POST https://{your_control_plane_url}/api/svc/v1/llm-gateway/metrics/query
Post JSON to this endpoint with Authorization: Bearer <your_api_key> and Content-Type: application/json.

Request parameters

startTs
string
required
ISO 8601 timestamp marking the inclusive lower bound of the query window.
endTs
string
required
ISO 8601 timestamp marking the exclusive upper bound of the query window.
datasource
string
required
The data source to query. Use "cacheMetrics" for Gateway cache metrics.
type
string
required
The type of query to execute:
  • "distribution": returns aggregated rows (one row per groupBy combination).
  • "timeseries": returns time-bucketed rows. Requires interval.
aggregations
array
Array of { type, column } objects describing the aggregations to compute. When omitted, only the implicit total = COUNT(*) is returned.Supported aggregation types
TypeDescription
sumSum of values
countNon-null count of the column
countDistinctDistinct count
minMinimum value
maxMaximum value
avgAverage
p5, p10, p25, p50, p75, p90, p95, p99, p999Percentiles (approximate)
rateSum, rateAvg, rateMin, rateMaxRates normalised by the interval in seconds (timeseries only)
ratePerMinuteValue divided by the interval in minutes (timeseries only)
Supported aggregation columns
ColumnNotes
cacheLookupLatencyMsThe cache-lookup latency itself
potentialCostSavingsCost saved by cache hits (USD)
cacheCreationInputTokensTokens written into the cache
cacheReadInputTokensTokens read from the cache
costInUSDCost incurred (USD)
inputTokensNumber of input tokens
outputTokensNumber of output tokens
latencyMsTotal request latency (ms)
timeToFirstTokenMsTime to the first generated token (ms)
interTokenLatencyMsLatency between consecutive generated tokens (ms)
timePerOutputTokenLatencyMsLatency per output token (ms)
All scalar and percentile aggregation types apply to every column above.
groupBy
array
Array of field names to group results by. Custom metadata keys are supported with a metadata. prefix.Available group-by fields
FieldNotes
cacheTypee.g. semantic, simple
cacheNamespaceLogical bucket within a cache type
modelNameThe underlying model name
virtualModelThe virtual-model name
requestTypeType of request, e.g.
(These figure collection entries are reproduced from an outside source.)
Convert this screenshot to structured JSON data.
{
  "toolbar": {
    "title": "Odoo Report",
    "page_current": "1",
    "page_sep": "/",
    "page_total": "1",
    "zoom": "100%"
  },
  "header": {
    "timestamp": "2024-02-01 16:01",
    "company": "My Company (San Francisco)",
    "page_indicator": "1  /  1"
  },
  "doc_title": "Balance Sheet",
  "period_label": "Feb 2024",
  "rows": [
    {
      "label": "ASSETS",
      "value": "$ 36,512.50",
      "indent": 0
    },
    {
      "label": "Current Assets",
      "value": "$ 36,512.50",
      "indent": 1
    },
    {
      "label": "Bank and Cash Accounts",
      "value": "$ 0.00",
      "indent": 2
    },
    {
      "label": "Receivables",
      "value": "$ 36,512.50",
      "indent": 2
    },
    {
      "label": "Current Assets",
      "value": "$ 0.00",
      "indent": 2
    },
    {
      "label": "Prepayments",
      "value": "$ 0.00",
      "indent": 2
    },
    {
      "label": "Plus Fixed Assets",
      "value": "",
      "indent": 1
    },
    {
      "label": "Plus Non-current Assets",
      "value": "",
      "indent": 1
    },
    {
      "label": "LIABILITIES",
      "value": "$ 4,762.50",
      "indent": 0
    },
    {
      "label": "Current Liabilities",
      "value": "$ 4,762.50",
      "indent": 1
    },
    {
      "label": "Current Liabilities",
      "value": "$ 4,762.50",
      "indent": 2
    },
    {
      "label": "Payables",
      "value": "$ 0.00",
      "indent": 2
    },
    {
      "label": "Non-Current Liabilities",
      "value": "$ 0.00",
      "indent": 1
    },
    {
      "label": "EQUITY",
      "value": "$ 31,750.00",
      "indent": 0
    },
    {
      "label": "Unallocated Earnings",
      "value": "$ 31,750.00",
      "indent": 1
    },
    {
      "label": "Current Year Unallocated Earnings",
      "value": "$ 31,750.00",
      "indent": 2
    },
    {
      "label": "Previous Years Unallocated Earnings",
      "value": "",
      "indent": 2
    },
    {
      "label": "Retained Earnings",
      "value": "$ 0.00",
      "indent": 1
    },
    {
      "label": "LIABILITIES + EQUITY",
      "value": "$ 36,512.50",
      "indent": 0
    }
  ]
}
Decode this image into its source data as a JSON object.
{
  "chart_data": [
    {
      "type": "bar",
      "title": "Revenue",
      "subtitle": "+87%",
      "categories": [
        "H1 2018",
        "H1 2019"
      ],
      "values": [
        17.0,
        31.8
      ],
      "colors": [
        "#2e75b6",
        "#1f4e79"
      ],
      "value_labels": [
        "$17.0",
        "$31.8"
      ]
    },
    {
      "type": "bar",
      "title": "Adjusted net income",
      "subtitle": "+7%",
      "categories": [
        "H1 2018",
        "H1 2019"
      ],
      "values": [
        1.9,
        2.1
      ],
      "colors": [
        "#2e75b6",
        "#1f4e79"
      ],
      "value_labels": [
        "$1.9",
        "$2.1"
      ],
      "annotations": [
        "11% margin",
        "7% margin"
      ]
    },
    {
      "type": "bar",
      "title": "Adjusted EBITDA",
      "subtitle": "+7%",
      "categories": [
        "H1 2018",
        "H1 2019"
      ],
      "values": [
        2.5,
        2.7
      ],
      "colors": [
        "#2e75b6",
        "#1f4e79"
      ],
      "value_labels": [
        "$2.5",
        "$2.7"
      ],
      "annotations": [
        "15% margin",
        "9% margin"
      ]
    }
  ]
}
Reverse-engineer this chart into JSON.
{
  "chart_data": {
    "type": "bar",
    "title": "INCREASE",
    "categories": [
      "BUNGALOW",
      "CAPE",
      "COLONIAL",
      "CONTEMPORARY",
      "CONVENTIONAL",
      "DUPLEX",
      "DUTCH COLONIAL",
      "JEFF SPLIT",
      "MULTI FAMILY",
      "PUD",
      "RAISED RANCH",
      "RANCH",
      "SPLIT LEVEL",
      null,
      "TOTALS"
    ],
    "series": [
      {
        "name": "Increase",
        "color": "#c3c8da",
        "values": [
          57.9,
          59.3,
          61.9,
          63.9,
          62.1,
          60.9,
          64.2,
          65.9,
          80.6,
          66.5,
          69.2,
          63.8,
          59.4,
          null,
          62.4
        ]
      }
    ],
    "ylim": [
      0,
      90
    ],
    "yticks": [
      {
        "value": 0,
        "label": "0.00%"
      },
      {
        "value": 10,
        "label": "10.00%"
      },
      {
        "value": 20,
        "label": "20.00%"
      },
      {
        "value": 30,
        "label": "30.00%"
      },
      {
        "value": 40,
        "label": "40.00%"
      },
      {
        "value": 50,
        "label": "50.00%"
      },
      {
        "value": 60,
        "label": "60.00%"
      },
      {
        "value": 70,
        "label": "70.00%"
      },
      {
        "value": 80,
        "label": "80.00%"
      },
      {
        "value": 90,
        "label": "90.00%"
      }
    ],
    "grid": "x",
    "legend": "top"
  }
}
ChatCompletion, Embedding
providerModelNameUnderlying provider model name
providerAccountTypeAccount type of the provider
errorCodeHTTP error code returned, when applicable
userEmailGroup by user (response key: createdBySubjectSlug)
virtualaccountGroup by virtual account (response key: createdBySubjectSlug)
teamUnnests the Teams array
createdBySubjectTypeDistinguishes user vs virtualaccount
metadata.<key>Group by a custom metadata key
When groupBy contains userEmail (without virtualaccount), the server auto-injects WHERE CreatedBySubjectType = 'user'. virtualaccount alone auto-injects 'virtualaccount'. When both appear, scope it yourself with createdBySubjectType if needed.
filters
array
Array of filter objects, AND-combined. See Filtering for the full operator reference and the per-field allow-list.
interval
string
Required for timeseries queries. Bucket size as <positive integer> <unit>, where <unit> is one of second, minute, hour, day, week, month, year (with or without a trailing s). Examples: "30 second", "5 minute", "1 hour", "1 day". Compound expressions like "1 hour 30 minute" are rejected.
intervalInSeconds
number
deprecated
Deprecated alias for interval. Accepts a positive integer number of seconds. Prefer interval in new code. If both are provided, interval wins.